So, this question is somewhat involved but I have painstakingly tried to make it as straight-forward as possible.
Goal: Long story short, there is a derivation of negentropy that does not involve higher order cumulants, and I am trying to understand how it was derived.
Background: (I understand all this)
I am self-studying the book 'Independent Component Analysis', found here. (This question is from section 5.6, in case you have the book - 'Approximation of Entropy by Nonpolynomial Functions').
We have $x$, which is a random variable, and whose negentropy we wish to estimate, from some observations we have. The PDF of $x$ is given by $p_x(\zeta)$. Negentropy is simply the difference between the differential entropy of a standardized Gaussian random variable, and the differential entropy of $x$. The differential entropy here is given by $H$, such that:
$$ H(x) = -\int_{-\infty}^{\infty} p_x(\zeta) \: log(p_x(\zeta)) \: d\zeta $$
and so, the negentropy is given by
$$J(x) = H(v) - H(x)$$
where $v$ is a standardized Gaussian r.v, with PDF given by $\phi(\zeta)$.
Now, as part of this new method, my book has derived an estimate of the PDF of $x$, given by:
$$ p_x(\zeta) = \phi(\zeta) [1 + \sum_{i} c_i \; F^{i}(\zeta)] $$
(Where $c_i = \mathbb{E}\{F^i(x)\}$. By the way, $i$ is not a power, but an index instead).

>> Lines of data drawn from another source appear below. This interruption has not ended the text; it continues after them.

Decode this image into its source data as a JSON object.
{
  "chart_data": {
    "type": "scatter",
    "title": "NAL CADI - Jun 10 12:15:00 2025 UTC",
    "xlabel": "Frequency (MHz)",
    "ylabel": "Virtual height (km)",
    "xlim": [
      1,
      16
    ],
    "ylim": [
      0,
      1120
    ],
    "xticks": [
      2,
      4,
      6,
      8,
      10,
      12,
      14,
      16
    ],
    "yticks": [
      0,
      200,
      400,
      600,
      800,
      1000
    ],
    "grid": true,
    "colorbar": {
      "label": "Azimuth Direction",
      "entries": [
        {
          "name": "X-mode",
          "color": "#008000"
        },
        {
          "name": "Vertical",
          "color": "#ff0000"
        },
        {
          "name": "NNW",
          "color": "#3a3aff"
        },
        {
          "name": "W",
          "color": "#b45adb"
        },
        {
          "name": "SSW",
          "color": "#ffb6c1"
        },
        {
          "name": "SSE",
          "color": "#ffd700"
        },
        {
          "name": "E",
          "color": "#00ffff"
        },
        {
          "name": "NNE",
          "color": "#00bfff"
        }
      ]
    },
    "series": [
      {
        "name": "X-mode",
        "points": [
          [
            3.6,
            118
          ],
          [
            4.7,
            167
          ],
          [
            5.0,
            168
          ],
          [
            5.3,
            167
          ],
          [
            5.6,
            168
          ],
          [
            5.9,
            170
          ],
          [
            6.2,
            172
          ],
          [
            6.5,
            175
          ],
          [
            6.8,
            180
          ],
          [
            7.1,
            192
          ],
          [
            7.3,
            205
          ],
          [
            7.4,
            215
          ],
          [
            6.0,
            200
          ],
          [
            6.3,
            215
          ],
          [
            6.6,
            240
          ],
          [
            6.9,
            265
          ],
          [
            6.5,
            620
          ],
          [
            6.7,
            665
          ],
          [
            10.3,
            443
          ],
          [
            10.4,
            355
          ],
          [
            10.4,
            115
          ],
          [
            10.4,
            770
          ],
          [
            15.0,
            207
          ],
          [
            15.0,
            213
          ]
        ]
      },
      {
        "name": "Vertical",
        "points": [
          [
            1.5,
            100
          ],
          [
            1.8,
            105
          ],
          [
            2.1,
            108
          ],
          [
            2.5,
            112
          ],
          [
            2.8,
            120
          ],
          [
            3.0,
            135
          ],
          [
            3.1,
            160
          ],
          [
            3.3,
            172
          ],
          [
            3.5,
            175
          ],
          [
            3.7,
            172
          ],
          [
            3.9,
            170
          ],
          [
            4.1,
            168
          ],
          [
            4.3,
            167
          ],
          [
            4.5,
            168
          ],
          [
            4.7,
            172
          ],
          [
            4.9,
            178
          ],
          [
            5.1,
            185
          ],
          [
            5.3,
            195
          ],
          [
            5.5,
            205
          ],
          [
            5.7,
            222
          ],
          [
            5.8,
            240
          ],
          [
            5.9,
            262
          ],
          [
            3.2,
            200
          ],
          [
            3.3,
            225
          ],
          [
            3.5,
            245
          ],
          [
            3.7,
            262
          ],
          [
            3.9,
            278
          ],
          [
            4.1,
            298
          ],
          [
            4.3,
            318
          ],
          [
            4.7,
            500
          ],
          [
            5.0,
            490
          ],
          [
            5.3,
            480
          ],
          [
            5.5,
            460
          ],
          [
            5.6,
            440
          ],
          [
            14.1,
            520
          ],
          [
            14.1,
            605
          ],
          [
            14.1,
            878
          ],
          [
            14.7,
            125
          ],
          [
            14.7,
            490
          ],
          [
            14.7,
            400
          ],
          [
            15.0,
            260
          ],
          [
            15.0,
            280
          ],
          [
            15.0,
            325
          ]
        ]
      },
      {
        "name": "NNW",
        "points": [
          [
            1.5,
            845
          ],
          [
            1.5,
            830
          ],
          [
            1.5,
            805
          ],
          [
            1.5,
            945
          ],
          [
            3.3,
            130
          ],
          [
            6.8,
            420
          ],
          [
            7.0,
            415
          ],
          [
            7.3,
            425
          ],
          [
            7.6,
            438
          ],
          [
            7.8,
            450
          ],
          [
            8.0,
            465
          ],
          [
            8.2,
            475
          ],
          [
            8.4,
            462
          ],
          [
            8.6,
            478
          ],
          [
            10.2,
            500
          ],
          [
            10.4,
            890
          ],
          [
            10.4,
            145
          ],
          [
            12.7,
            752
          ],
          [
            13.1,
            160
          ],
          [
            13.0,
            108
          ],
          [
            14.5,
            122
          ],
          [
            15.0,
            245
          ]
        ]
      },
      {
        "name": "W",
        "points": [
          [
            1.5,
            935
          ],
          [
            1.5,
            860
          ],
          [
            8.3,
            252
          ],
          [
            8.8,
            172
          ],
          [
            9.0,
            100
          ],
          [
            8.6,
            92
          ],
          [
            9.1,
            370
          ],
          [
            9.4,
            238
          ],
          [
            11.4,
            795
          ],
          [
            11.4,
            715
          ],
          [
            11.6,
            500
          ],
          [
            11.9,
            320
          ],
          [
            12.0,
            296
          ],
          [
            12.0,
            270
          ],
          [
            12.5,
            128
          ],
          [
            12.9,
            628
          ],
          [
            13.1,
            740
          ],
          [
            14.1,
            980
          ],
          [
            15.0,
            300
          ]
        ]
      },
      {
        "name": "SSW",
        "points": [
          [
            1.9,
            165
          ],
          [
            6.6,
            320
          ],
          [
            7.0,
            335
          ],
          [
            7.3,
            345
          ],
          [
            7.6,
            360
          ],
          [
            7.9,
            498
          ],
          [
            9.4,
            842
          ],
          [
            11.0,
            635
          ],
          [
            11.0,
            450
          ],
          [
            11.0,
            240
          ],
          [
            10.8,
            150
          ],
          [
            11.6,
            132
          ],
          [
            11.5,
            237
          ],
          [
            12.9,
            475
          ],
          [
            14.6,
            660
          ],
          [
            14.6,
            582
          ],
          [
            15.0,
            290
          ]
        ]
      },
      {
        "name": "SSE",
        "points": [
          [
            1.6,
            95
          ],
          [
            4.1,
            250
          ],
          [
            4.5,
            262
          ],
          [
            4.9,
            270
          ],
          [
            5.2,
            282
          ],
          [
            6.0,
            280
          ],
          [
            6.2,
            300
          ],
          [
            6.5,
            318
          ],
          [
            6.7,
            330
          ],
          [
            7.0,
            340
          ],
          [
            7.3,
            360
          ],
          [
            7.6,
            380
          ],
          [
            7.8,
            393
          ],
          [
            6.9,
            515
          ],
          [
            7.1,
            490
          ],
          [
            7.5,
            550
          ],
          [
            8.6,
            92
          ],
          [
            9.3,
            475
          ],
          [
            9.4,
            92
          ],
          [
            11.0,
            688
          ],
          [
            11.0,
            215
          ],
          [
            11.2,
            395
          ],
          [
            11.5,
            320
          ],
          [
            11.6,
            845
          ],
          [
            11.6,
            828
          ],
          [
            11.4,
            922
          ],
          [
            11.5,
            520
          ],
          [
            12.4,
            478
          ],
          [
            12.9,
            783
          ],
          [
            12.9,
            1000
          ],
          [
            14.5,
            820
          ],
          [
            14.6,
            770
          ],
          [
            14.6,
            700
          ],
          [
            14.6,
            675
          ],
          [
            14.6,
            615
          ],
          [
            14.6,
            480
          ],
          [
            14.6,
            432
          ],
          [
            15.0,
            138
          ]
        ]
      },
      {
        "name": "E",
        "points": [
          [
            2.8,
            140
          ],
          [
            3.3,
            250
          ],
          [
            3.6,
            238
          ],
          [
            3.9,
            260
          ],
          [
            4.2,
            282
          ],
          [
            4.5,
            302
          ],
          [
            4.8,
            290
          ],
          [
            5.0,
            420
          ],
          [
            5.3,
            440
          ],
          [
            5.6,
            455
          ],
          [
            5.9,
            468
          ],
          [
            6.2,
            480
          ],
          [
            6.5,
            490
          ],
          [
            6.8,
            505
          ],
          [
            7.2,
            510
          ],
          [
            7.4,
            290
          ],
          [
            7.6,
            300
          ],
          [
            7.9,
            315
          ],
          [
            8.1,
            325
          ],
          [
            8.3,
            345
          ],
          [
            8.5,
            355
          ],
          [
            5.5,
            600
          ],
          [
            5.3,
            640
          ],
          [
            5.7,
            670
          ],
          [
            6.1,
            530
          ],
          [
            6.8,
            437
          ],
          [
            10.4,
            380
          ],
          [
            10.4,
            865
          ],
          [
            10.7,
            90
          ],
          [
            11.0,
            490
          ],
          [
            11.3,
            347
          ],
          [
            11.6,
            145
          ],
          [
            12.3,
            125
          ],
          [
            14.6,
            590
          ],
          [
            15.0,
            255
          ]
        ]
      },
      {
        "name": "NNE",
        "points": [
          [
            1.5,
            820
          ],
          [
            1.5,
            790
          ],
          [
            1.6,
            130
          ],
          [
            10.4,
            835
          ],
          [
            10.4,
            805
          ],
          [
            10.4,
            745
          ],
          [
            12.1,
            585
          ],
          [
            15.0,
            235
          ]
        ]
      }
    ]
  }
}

For now, I 'accept' this new PDF formula, and will ask about it another day. This is not my main issue. What he does now though, is plug this version of the PDF of $x$ back into the negentropy equation, and ends up with:
$$ J(x) \approx \frac{1}{2}\sum_i\mathbb{E} \{F^i(x)\}^2 $$
Bear in mind, the sigma (here and for the rest of the post), just loops around the index $i$. For example, if we only had two functions, the signal would loop for $i=2$ and $i=2$. Of course, I should tell you about those functions he is using. So apparently, those functions $F^i$ are defined as thus:
The functions $F^i$ are not polynomial functions in this case. (We assume that the r.v. $x$ is zero mean, and of unit variance). Now, let us make some constraints and give properties of those functions:
$$ F^{n+1}(\zeta) = \zeta, \: \: c_{n+1} = 0 $$
$$ F^{n+2}(\zeta) = \zeta^2, \: \: c_{n+1} = 1 $$
To simplify calculations, let us make another, purely technical assumption: The functions $F^i, i = 1, ... n$, form an orthonormal system, as such:
$$ \int \phi(\zeta) F^i(\zeta)F^j(\zeta)d\zeta= \begin{cases} 1, \quad \text{if } i = j \\ 0, \quad \text{if } i \neq j \end{cases} $$
and
$$ \int \phi(\zeta)F^i(\zeta)\zeta^k d(\zeta) = 0, \quad \text{for } k = 0,1,2 $$
Almost there! OK, so all that was the background, and now for the question. The task is to then, simply place this new PDF into the differential entropy formula, $H(x)$. If I understand this, I will understand the rest. Now, the book gives the derivation, (and I agree with it), but I get stuck towards the end, because I do not know/see how it is cancelling out. Also, I do not know how to interpret the small-o notation from the Taylor expansion.
This is the result:
Using the Taylor expansion $(1+\epsilon)log(1+\epsilon) = \epsilon + \frac{\epsilon^2}{2} + o(\epsilon^2)$, for $H(x)$ we get:
$$ H(x) = -\int \phi(\zeta) \; (1 + \sum c_i F^i(\zeta)) \; (log(1 + \sum c_i F^i(\zeta) + log(\zeta)) \; d(\zeta) \\ = -\int \phi(\zeta) log(\zeta) -\int \phi(\zeta) \sum c_i F^i(\zeta) log(\phi(\zeta)) -\int \phi(\zeta) \; [\sum c_i F^i(\zeta) + \frac{1}{2}(\sum c_i F^i(\zeta))^2 + o((\sum c_i F^i(\zeta))^2)] $$
and so
The Question: (I don't understand this) $$ H(x) = H(v) - 0 - 0 -\frac{1}{2}\sum c_i^2 + o((\sum c_i)^2 $$
So, my problem: Except for the $H(v)$, I don't understand how he got the final 4 terms in the last equation. (i.e., the 0, the 0, and the last 2 terms). I understand everything before that. He says he has exploited the orthogonality relationships given in the properties above, but I don't see how. (I also don't understand the small-o notation here, in the sense of, how it is used?)
THANKS!!!!
EDIT:
I have gone ahead and added the images from the book I am reading, it pretty much says what I said above, but just in case someone needs additional context.
And here, marked in red, is the exact part that is confusing me. How does he use the orthogonality properties to get that last part, where things are cancelling out, and the final summations involving $c_i^2$, and the small-o notation summation?